As the Milan-based gas transmission system operator looks to ramp up its climate commitments, the company has also now rebranded itself with the phrase “energy to inspire the world” as it claims to be playing a “leading role” in the energy transition.
But a report by the Institute for Energy Economics and Financial Analysis (IEEFA), which backs the transition from fossil fuels to renewables, has revealed that Europe’s largest gas pipeline firm is continuing to devote the vast majority of planned capital spending to unabated fossil gas infrastructure despite its net-zero ambitions.

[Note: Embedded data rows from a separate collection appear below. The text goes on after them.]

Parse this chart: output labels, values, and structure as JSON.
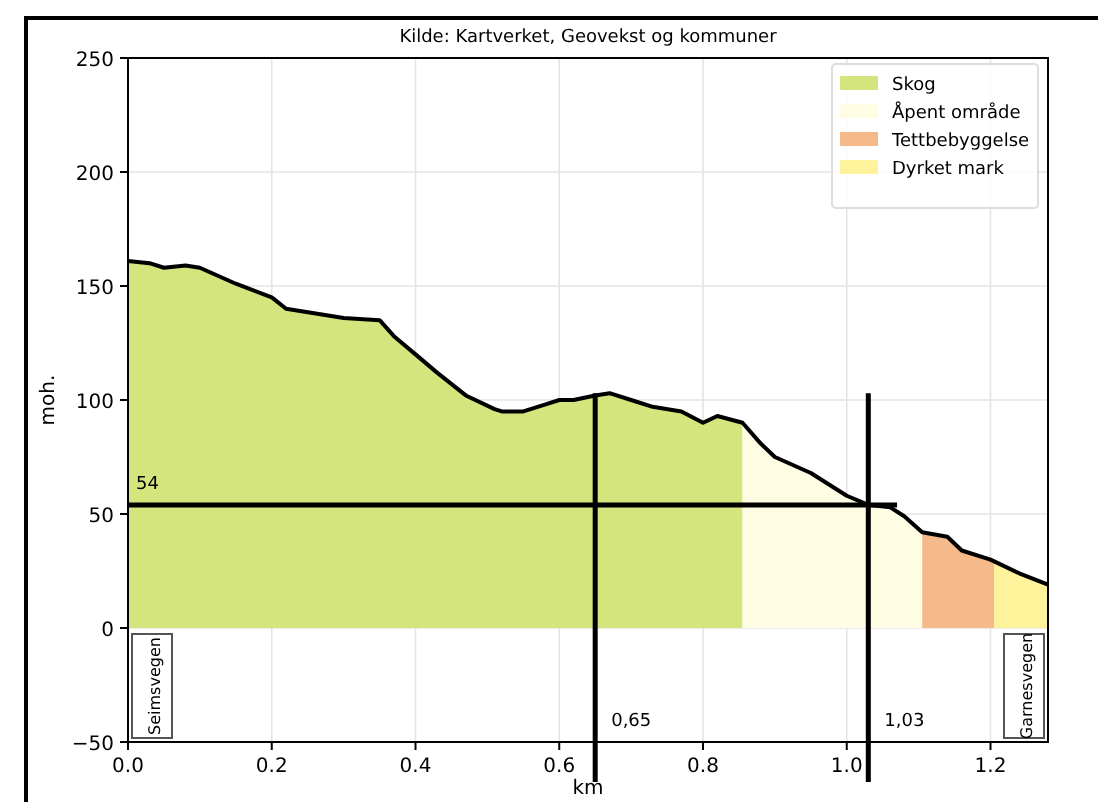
{
  "chart_data": {
    "type": "area",
    "title": "Kilde: Kartverket, Geovekst og kommuner",
    "xlabel": "km",
    "ylabel": "moh.",
    "xlim": [
      0,
      1.28
    ],
    "ylim": [
      -50,
      250
    ],
    "xticks": [
      {
        "value": 0,
        "label": "0.0"
      },
      {
        "value": 0.2,
        "label": "0.2"
      },
      {
        "value": 0.4,
        "label": "0.4"
      },
      {
        "value": 0.6,
        "label": "0.6"
      },
      {
        "value": 0.8,
        "label": "0.8"
      },
      {
        "value": 1.0,
        "label": "1.0"
      },
      {
        "value": 1.2,
        "label": "1.2"
      }
    ],
    "yticks": [
      {
        "value": -50,
        "label": "−50"
      },
      0,
      50,
      100,
      150,
      200,
      250
    ],
    "grid": true,
    "legend": "top right",
    "series": [
      {
        "name": "Skog",
        "color": "#d4e57e",
        "x": [
          0,
          0.03,
          0.05,
          0.08,
          0.1,
          0.15,
          0.2,
          0.22,
          0.3,
          0.35,
          0.37,
          0.4,
          0.43,
          0.47,
          0.51,
          0.52,
          0.55,
          0.58,
          0.6,
          0.62,
          0.65,
          0.67,
          0.7,
          0.73,
          0.77,
          0.8,
          0.82,
          0.855
        ],
        "values": [
          161,
          160,
          158,
          159,
          158,
          151,
          145,
          140,
          136,
          135,
          128,
          120,
          112,
          102,
          96,
          95,
          95,
          98,
          100,
          100,
          102,
          103,
          100,
          97,
          95,
          90,
          93,
          90
        ]
      },
      {
        "name": "Åpent område",
        "color": "#fefde3",
        "x": [
          0.855,
          0.88,
          0.9,
          0.95,
          1.0,
          1.03,
          1.06,
          1.08,
          1.105
        ],
        "values": [
          90,
          81,
          75,
          68,
          58,
          54,
          53,
          49,
          42
        ]
      },
      {
        "name": "Tettbebyggelse",
        "color": "#f5b98a",
        "x": [
          1.105,
          1.14,
          1.16,
          1.2,
          1.205
        ],
        "values": [
          42,
          40,
          34,
          30,
          29
        ]
      },
      {
        "name": "Dyrket mark",
        "color": "#fef29b",
        "x": [
          1.205,
          1.24,
          1.28
        ],
        "values": [
          29,
          24,
          19
        ]
      },
      {
        "type": "line",
        "color": "#000000",
        "x": [
          0,
          0.03,
          0.05,
          0.08,
          0.1,
          0.15,
          0.2,
          0.22,
          0.3,
          0.35,
          0.37,
          0.4,
          0.43,
          0.47,
          0.51,
          0.52,
          0.55,
          0.58,
          0.6,
          0.62,
          0.65,
          0.67,
          0.7,
          0.73,
          0.77,
          0.8,
          0.82,
          0.855,
          0.88,
          0.9,
          0.95,
          1.0,
          1.03,
          1.06,
          1.08,
          1.105,
          1.14,
          1.16,
          1.2,
          1.24,
          1.28
        ],
        "values": [
          161,
          160,
          158,
          159,
          158,
          151,
          145,
          140,
          136,
          135,
          128,
          120,
          112,
          102,
          96,
          95,
          95,
          98,
          100,
          100,
          102,
          103,
          100,
          97,
          95,
          90,
          93,
          90,
          81,
          75,
          68,
          58,
          54,
          53,
          49,
          42,
          40,
          34,
          30,
          24,
          19
        ]
      }
    ],
    "ref_lines": [
      {
        "axis": "y",
        "value": 54,
        "label": "54",
        "color": "#000000"
      },
      {
        "axis": "x",
        "value": 0.65,
        "label": "0,65",
        "color": "#000000"
      },
      {
        "axis": "x",
        "value": 1.03,
        "label": "1,03",
        "color": "#000000"
      }
    ],
    "annotations": [
      "Seimsvegen",
      "Garnesvegen"
    ]
  }
}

The analysis shows that at the same time as Snam is seeking to “attract funding from sustainability-led lenders”, it has allocated just 9% of its spending plan to the energy transition over the next four years while continuing to expand its fossil gas network.
“I hate to use the word, but this is classic greenwashing,” said Arjun Flora, IEEFA director of energy finance studies for Europe and author of the report.
“Snam claims to be targeting net zero while refusing to acknowledge its largest source of carbon emissions – end-use of the gas it transports.”
Net-zero emissions plan by Snam suffers from two “major weaknesses”, says the IEEFA
At what is an important juncture in European energy policy, the report notes that gas industry groups including Snam are lobbying the EU to create binding targets around renewable gas deployment within the bloc.
It added that they are also seeking the inclusion of fossil gas as a transition fuel in the EU’s sustainable taxonomy, as the union aims to rapidly decarbonise its economy.
“It is vital that appropriate scrutiny is applied to fossil fuel companies’ claims of sustainability,” said Flora. “This will prevent further fossil fuel lock-in, minimise stranded asset risk, and ensure cost-effective use of public funds.”
Snam’s plan for achieving net-zero carbon emissions by 2040 suffers from two “major weaknesses”, according to the report.
It said the company reports fewer than 3% of the roughly 140 million tonnes of carbon dioxide equivalents that are transported through Snam’s network, claiming that it’s not responsible for emissions resulting from the final use of the gas.
The firm’s net-zero plan also reveals that it still expects fossil gas to account for half of its transported fuel mix in 2040.
“Snam’s slogans mean nothing unless they’re backed up with a coherent, comprehensive plan to transition its network from fossil gas,” said Flora.
The company claims to have received more than €7bn ($8.3bn) from sustainable financing and hopes to increase that amount to almost €10bn ($11.9bn) by 2024.
But the IEEFA’s report raises questions about Snam’s use of proceeds from sustainable financing, as it appears money raised from a climate action bond, for example, can be used as working capital for “non-eligible activities”.